2. La farcitura aromatica e filante

Prendete il primo rettangolo di pasta sfoglia e posizionatelo sulla leccarda o su una teglia da forno. Spalmate sulla superficie uno strato generoso e uniforme di salsa dolce alle cipolle, avendo cura di lasciare liberi circa due centimetri lungo tutto il perimetro esterno per poter sigillare i bordi successivamente. Adagiate sopra la salsa le fette di tacchino arrosto e completate disponendo le fette di formaggio filante, che durante la cottura si scioglieranno creando un cuore irresistibile.

3. Chiusura e sigillatura del cuscino

Prendete la seconda metà della pasta sfoglia e adagiatela delicatamente sopra il ripieno, allineando bene i bordi.
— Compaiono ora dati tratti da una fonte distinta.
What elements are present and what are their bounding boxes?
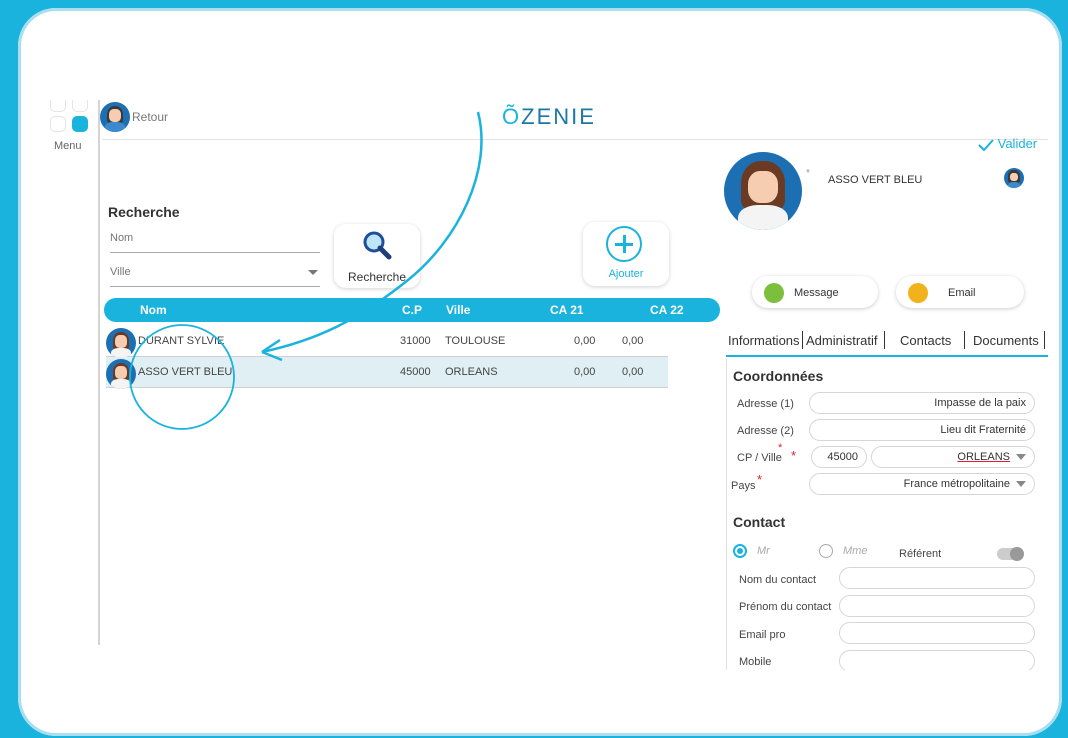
highlight-circle-icon [129, 324, 235, 430]
app-screen: Menu Retour ÕZENIE Recherche Nom Ville R… [38, 100, 1048, 670]
annotation-arrow-icon [261, 111, 483, 354]
tutorial-annotation [129, 111, 483, 430]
Per evitare che il formaggio o la salsa possano fuoriuscire in forno, premete con decisione lungo tutto il perimetro utilizzando i polpastrelli. Per una sicurezza in più e per dare un tocco rustico, ripassate i bordi schiacciandoli leggermente con i rebbi di una forchetta.
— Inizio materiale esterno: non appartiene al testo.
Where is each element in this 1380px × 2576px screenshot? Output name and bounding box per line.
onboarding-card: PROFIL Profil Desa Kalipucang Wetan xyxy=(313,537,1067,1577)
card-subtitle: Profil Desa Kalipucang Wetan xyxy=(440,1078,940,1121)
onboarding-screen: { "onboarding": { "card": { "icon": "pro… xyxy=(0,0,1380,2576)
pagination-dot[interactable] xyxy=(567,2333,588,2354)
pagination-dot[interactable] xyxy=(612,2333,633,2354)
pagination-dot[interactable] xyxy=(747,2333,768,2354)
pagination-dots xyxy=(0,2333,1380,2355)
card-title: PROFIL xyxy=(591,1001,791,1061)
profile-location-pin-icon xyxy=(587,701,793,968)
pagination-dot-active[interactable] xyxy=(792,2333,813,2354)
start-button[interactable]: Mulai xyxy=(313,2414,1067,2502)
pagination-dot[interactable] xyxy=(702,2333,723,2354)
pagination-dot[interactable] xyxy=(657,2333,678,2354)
4. Spennellatura e cottura lenta

Utilizzando un pennello da cucina, bagnate uniformemente la superficie del cuscino salato con un goccio di latte a temperatura ambiente. Questo passaggio è fondamentale per donare alla pasta sfoglia una doratura lucida e ambrata. Infornate in forno già caldo a 140°C e lasciate cuocere per circa 40 minuti. Una cottura a temperatura dolce permetterà alla sfoglia di sfogliare perfettamente, rimanendo asciutta all'interno e incredibilmente croccante all'esterno. Sfornate, lasciate intiepidire un paio di minuti e tagliate a quadrotti prima di servire.
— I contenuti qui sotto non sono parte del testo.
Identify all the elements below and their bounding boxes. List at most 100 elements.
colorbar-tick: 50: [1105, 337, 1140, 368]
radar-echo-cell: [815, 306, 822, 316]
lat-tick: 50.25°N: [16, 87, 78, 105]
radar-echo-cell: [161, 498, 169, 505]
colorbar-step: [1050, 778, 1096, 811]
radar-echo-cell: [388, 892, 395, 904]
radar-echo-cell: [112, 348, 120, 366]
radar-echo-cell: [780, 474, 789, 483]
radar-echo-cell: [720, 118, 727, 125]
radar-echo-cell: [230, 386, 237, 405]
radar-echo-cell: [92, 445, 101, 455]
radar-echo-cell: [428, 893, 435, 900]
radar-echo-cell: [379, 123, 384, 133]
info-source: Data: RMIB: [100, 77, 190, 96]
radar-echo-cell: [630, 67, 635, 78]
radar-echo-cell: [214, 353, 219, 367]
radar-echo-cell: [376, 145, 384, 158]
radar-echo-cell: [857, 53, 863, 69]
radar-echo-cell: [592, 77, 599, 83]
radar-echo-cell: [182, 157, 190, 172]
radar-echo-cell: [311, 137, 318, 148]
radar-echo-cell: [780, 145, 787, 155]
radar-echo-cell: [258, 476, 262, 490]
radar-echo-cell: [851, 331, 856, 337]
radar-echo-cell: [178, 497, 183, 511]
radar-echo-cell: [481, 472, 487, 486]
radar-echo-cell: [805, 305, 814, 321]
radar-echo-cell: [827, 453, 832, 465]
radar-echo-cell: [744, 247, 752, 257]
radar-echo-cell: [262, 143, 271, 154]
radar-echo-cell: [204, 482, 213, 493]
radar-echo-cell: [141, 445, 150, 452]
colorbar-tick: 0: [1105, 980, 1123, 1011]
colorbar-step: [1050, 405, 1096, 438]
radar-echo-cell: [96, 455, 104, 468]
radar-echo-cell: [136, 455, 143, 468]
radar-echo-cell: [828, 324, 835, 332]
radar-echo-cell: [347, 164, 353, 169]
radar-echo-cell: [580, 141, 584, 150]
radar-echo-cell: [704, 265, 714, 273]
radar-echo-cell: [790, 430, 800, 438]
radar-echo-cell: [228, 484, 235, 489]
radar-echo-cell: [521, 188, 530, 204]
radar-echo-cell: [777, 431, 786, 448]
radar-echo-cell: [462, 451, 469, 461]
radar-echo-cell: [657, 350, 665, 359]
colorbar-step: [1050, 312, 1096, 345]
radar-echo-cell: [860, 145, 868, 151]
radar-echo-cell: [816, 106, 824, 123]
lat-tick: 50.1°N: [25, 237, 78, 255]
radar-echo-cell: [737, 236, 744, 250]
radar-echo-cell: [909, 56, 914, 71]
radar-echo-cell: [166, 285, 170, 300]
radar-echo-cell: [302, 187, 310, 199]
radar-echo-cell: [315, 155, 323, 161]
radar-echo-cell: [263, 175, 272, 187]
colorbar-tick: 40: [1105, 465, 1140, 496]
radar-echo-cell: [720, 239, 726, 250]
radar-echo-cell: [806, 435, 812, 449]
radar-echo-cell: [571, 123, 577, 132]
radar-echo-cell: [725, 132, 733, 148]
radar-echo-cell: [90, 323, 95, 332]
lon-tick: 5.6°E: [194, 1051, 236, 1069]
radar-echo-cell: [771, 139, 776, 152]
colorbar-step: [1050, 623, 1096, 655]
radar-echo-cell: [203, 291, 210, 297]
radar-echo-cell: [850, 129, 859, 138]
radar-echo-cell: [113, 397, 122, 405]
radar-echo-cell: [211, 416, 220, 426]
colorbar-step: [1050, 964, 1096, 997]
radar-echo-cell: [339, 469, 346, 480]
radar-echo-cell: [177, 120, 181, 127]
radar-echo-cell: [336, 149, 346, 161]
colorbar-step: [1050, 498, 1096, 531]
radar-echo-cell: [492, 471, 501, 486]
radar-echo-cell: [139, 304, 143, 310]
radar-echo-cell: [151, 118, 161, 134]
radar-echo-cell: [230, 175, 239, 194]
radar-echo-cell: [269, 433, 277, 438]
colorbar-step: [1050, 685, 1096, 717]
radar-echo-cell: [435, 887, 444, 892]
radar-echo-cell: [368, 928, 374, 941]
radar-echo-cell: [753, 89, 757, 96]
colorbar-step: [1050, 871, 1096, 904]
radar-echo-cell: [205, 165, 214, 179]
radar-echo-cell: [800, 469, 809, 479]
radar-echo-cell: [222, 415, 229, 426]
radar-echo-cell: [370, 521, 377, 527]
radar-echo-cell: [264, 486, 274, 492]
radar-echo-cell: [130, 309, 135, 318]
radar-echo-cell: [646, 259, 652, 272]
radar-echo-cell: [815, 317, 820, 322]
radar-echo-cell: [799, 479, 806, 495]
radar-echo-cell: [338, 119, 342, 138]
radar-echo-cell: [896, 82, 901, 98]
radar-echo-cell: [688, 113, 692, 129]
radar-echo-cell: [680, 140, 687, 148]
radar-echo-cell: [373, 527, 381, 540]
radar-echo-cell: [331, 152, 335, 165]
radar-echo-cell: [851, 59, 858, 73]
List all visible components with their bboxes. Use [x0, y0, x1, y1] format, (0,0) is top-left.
Consigli per un Risultato Perfetto

Come Evitare che la Sfoglia si Inumidisca

La pasta sfoglia teme molto l'umidità dei ripieni. Se la salsa alle cipolle dovesse risultare troppo liquida, potete scaldarla un minuto in un pentolino per farla restringere oppure stendere le fette di tacchino arrosto direttamente sulla sfoglia e spalmare la salsa sopra la carne, creando così una barriera protettiva per la base.

Varianti Sfiziose di Ripieno

Questa ricetta è un vero svuotafrigo e si presta a mille interpretazioni. Se non avete il tacchino, potete tranquillamente sostituirlo con del prosciutto cotto, dello speck o della mortadella. Per una nota ancora più decisa, potete sostituire il formaggio dolce con del gorgonzola o della scamorza affumicata, che si sposano divinamente con la dolcezza della cipolla.